In January 1939, after Schacht had given various warnings of the danger of inflation during autumn 1938,87 the Reich Bank directorate sent a memorandum to Hitler. It stated that the ‘foreign exchange and financial situation’ had ‘reached a danger point, requiring urgent measures to avert the threat of inflation’. ‘The unlimited expansion of government expenditure is ruling out any attempt at achieving a balanced budget, and, despite a huge increase in taxes, is bringing the nation’s finances to the brink of collapse, thereby undermining both the Reich Bank and the currency.’ It was vital, in order to avert the threat of inflation, that new expenditure should be financed solely through taxes or loans (but then only if these did not disturb the long-term capital market). The whole of the financial sector must be put under the strict control of the Reich Finance Minister, the Reich Bank, and the Reich Prices Commissioner.88 Two weeks later, Hitler dismissed Schacht.89 With his departure all restrictions on the increase in the money supply disappeared.90
Visits from foreign statesmen
While the anti-Semitic propaganda campaign continued uninterrupted, in January Hitler received the foreign ministers of Poland, Hungary, and Czechoslovakia on the Obersalzberg, in order to prepare his further expansion plans. The uninhibited manner in which he discussed the ‘Jewish question’ during these meetings demonstrates the close connection that in Hitler’s view existed between expansion and the further radicalization of Jewish persecution.91 Before the meetings began, Hassell, the former German ambassador in Rome, had learnt from state secretary Weizsäcker during a visit to Berlin in the middle of December that German foreign policy was moving towards war; it was only a question of whether they should move straight away against Britain and secure Polish neut
rality, or whether they should ‘act first in the East to deal with the German–Polish and Ukrainian questions’. That was precisely the issue that Hitler wanted to clarify with the Poles in January.
During the meeting with the Polish foreign minister, Beck, on 5 January, the main focus was above all the future of Carpatho-Ukraine, where a government had established itself with German support and was pursuing a pronounced ‘greater Ukrainian’ policy, in other words the aim of creating the core of a future Ukrainian state to include the Ukrainians in the Soviet Union as well as those in Poland.92 This alarming prospect was sufficient reason for Beck to advocate the territory being joined to Hungary.
In his reply Hitler began by emphasizing that ‘nothing whatsoever had changed’ in Germany’s relations with Poland since the 1934 Non-Aggression Pact. As far as the Carpatho-Ukraine issue was concerned, he could assure him that, with reference to ‘the intentions ascribed to Germany in the world press’, Poland had nothing at all to fear. With his mention of ‘ascribed intentions’ Hitler was referring to speculations in the British and French press that Germany was planning to use Carpatho-Ukraine as a springboard for further conquests in the east.93 In fact, Hitler stated, the Reich had ‘no interests beyond the Carpathians’. He then raised the question of Danzig and the Corridor.
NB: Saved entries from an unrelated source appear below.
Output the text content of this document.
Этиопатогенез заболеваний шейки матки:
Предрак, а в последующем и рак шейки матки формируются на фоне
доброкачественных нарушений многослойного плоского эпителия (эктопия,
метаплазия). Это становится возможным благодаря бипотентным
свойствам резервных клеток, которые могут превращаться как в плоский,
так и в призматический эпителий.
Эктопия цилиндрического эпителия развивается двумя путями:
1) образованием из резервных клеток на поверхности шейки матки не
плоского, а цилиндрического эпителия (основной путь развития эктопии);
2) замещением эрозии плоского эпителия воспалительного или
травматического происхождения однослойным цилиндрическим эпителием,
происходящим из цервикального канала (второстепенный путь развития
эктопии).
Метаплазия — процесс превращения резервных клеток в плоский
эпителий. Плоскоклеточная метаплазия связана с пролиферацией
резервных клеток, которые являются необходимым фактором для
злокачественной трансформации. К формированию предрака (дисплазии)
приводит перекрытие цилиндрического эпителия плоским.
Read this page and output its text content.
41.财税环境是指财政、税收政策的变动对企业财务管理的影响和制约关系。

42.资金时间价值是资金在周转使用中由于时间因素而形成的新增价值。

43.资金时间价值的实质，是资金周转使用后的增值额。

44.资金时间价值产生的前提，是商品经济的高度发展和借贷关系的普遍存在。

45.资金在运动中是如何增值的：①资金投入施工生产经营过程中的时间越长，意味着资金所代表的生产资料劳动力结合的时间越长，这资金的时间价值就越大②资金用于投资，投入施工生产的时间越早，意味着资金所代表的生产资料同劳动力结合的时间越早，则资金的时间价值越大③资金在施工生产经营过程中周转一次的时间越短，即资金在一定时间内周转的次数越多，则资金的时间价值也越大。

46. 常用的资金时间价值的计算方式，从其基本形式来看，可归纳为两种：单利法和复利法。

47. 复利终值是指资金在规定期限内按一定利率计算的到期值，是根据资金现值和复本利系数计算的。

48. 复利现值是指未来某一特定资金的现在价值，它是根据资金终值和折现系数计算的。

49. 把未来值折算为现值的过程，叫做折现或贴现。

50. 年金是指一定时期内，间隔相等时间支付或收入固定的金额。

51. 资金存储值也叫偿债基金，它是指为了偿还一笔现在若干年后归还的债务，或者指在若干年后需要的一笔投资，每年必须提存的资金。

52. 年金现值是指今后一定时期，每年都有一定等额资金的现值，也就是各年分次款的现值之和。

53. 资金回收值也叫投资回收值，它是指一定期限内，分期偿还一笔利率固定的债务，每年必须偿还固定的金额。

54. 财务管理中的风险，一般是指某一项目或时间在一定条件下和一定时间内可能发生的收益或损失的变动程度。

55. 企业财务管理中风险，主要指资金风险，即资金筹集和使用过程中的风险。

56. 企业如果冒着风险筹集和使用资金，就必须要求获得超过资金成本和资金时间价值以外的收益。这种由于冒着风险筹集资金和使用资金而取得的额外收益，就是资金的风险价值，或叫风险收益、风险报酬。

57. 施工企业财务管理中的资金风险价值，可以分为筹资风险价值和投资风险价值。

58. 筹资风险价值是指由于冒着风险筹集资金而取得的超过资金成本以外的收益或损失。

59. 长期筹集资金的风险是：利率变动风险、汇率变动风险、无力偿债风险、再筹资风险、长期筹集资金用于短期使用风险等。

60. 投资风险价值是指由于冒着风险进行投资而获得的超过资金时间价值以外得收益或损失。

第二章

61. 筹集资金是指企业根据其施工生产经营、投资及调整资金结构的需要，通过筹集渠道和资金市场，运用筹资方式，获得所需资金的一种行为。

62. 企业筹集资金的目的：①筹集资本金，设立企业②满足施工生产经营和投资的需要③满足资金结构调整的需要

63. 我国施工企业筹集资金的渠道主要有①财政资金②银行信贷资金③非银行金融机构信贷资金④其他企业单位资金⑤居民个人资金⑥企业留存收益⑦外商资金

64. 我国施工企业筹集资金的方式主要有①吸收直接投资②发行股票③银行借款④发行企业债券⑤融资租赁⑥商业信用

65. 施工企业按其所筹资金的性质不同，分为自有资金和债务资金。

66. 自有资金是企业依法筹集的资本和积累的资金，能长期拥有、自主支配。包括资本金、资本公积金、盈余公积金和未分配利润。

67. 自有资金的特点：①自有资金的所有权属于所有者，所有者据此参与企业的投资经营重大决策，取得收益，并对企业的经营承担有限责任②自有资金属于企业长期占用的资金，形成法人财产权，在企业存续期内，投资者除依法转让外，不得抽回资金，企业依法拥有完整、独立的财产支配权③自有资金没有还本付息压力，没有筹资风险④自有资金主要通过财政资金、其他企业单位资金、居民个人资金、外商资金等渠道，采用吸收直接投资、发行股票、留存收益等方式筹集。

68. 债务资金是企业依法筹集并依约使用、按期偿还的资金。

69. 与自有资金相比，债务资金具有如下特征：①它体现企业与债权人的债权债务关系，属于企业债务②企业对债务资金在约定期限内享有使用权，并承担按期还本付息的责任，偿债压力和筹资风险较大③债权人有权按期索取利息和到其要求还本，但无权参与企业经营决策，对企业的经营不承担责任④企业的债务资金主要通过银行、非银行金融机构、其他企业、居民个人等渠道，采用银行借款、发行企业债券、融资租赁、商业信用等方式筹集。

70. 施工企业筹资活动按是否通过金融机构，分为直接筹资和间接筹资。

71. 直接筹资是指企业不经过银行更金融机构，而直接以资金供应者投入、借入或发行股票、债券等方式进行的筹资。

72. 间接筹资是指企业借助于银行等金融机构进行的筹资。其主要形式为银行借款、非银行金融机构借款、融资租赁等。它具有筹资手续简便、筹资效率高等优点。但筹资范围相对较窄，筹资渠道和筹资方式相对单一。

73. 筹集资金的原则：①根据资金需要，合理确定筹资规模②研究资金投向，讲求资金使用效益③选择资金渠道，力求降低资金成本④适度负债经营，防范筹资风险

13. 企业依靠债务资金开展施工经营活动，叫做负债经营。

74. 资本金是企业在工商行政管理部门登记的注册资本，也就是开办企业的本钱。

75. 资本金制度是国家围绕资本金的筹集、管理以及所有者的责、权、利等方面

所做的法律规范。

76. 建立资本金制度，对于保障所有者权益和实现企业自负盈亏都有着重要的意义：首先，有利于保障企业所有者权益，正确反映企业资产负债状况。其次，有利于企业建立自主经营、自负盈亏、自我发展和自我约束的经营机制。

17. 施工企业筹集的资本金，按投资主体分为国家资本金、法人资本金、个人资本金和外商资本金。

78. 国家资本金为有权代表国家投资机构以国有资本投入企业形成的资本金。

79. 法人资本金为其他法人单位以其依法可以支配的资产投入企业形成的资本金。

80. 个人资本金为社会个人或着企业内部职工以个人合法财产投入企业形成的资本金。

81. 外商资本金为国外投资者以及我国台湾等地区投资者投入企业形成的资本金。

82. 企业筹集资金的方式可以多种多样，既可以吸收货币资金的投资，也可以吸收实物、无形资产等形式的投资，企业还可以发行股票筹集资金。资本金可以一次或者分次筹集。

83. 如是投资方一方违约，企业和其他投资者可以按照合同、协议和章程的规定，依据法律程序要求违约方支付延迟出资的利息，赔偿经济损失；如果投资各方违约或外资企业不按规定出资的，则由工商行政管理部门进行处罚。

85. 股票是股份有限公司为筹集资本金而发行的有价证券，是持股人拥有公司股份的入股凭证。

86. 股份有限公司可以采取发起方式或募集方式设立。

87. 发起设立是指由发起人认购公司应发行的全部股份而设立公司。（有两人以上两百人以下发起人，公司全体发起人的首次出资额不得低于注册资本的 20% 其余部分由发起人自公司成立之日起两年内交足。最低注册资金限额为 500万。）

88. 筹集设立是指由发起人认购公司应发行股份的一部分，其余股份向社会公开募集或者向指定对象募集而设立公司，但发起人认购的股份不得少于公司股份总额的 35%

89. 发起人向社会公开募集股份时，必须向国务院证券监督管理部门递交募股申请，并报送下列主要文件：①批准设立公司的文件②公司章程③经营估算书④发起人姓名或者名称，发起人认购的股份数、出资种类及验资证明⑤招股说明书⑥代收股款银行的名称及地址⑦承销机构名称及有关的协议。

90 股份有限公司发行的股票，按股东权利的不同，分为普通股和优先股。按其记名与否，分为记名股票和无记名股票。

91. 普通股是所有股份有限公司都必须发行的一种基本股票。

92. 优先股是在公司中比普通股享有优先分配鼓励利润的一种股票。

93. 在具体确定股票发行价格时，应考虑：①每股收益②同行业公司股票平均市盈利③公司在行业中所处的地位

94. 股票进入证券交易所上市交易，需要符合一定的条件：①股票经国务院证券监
He told his Polish guest that he was thinking in terms of a formula whereby ‘Danzig would belong politically to the German community, but would remain economically with Poland’. Danzig was after all ‘German, would always remain German, and would sooner or later join Germany’. If Poland agreed to Danzig returning to the Reich and if ‘entirely new solutions’ could be applied to settle the problem of the link with East Prussia – Hitler was referring to the project for extraterritorial transport links through the Corridor – then he was prepared to guarantee Poland’s borders through a treaty. Beck took note of Hitler’s wishes with regard to Danzig, but added that this question ‘seemed to him extremely difficult’.